Ruby Gems Problems: missing dependencies

As I said before, I’m doing a lot of work to port Ruby packages in Gentoo to the new eclasses so that the gems can integrate better with Portage. Integrating better in this case means respecting the build phases we have in ebuilds (unpack, prepare, compile, test, install, merge to live filesystem), respecting the dependency tree as provided by Gentoo (including split dependencies for Ruby 1.8, 1.9 and JRuby) and the doc USE flag to build or not the API documentation.

Unfortunately, this is not really such an easy task sometimes, for at least two main reasons. The first is the lack of ebuilds for the packages needed for the tests to work; the second is the lack of proper dependency information in gems.

Missing ebuilds are due to the fact that, earlier, we never ran tests so we never had the need for some of the test-specific dependencies. At the same time we never cared much about documentation, so also the dependencies needed for documentation building were never worked on. There is quite a cross-over between the two of these classes of dependencies, and those are the dependencies for the Rakefile directly (both tests and documentation generation are handled by rake for most packages).

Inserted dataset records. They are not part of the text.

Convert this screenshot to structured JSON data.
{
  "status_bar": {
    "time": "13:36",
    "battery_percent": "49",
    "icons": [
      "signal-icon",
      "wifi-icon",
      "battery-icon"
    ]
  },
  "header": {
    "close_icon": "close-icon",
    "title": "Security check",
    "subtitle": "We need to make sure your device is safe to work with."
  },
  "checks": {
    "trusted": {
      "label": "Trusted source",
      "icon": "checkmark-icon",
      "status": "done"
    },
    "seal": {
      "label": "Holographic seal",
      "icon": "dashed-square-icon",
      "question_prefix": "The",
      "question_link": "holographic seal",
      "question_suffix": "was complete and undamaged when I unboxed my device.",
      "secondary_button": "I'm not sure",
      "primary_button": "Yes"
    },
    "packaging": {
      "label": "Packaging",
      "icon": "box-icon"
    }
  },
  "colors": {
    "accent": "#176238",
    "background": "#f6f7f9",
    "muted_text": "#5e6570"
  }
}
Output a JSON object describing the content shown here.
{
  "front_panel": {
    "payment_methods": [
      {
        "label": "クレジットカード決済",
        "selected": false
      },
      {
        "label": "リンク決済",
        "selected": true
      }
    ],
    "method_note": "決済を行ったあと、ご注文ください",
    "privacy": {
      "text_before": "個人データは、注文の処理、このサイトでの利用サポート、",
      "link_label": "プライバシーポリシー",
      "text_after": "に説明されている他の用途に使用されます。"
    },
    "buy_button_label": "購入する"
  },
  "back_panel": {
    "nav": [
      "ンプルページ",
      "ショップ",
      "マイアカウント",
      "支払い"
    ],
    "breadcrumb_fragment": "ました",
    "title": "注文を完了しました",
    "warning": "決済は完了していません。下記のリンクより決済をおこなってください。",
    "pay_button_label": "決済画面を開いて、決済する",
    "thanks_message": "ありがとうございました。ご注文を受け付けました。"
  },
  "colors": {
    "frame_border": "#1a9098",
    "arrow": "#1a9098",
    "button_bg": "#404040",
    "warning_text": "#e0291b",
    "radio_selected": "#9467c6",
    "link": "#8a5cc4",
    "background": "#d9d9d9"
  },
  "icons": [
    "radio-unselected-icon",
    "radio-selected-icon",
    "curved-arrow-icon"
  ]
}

The other problem is that the gems themselves, while having a syntax to provide the dependency information (also split between runtime and development dependencies, the equivalent of our RDEPEND and DEPEND), they are rarely complete, at least for what concerns development dependencies (which is what we care about for documentation and, even more importantly, tests). Without this kind of information, making sure that tests work is often a matter of try-and-see: you run the tests and add the dependencies if they are not installed.

Unfortunately while usually adding a new ebuild does not lead to extreme trouble, Ruby gems make it quite a hassle, especially for the problems mentioned above. You cannot rely on the specification-provided information, since as I said is often incomplete. And at the same time, the sheer amount of packages that are possibly used for tests is definitely high (there are some different documentation tools as well but not near as many), which sometimes mean that to fix the tests for one single package, you end up having to package about a dozen, sometimes with interleaved, looping dependencies.

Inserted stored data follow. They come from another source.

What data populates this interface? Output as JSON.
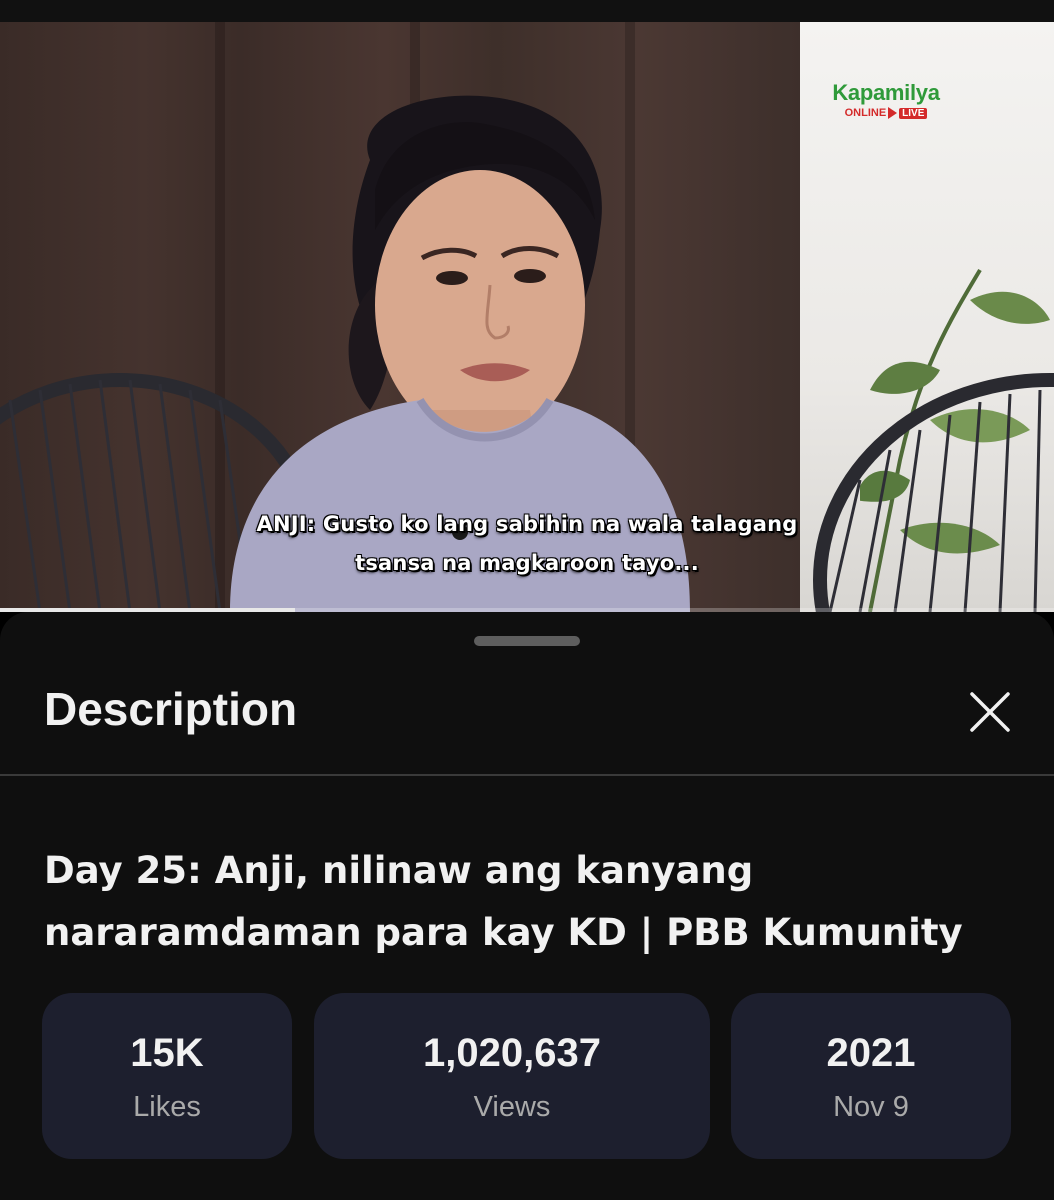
{
  "video": {
    "logo_main": "Kapamilya",
    "logo_online": "ONLINE",
    "logo_live": "LIVE",
    "caption_line1": "ANJI: Gusto ko lang sabihin na wala talagang",
    "caption_line2": "tsansa na magkaroon tayo...",
    "progress_percent": 28
  },
  "sheet": {
    "title": "Description",
    "close_icon": "close-icon",
    "video_title_line1": "Day 25: Anji, nilinaw ang kanyang",
    "video_title_line2": "nararamdaman para kay KD | PBB Kumunity"
  },
  "stats": {
    "likes_value": "15K",
    "likes_label": "Likes",
    "views_value": "1,020,637",
    "views_label": "Views",
    "year_value": "2021",
    "date_label": "Nov 9"
  },
  "colors": {
    "sheet_bg": "#0f0f0f",
    "stat_card_bg": "#1d1f2e",
    "brand_green": "#2f9a3a",
    "live_red": "#d42a2a"
  }
}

Now, the reason why I’m blogging about this right now s that I have to ask you, the users, to help me out with this. Please try to run tests on the Ruby ebuilds, and report if the any dependency is missing. Having now dozens of installed Ruby gems, both via fakegem and the old-style ebuilds, I don’t “feel” the dependencies as much; while I do tend to check the require directives, they often are confused enough that I might not notice entirely.

So pretty please, help me help you, and check for missing dependencies together ith me and the rest of the developers, thanks!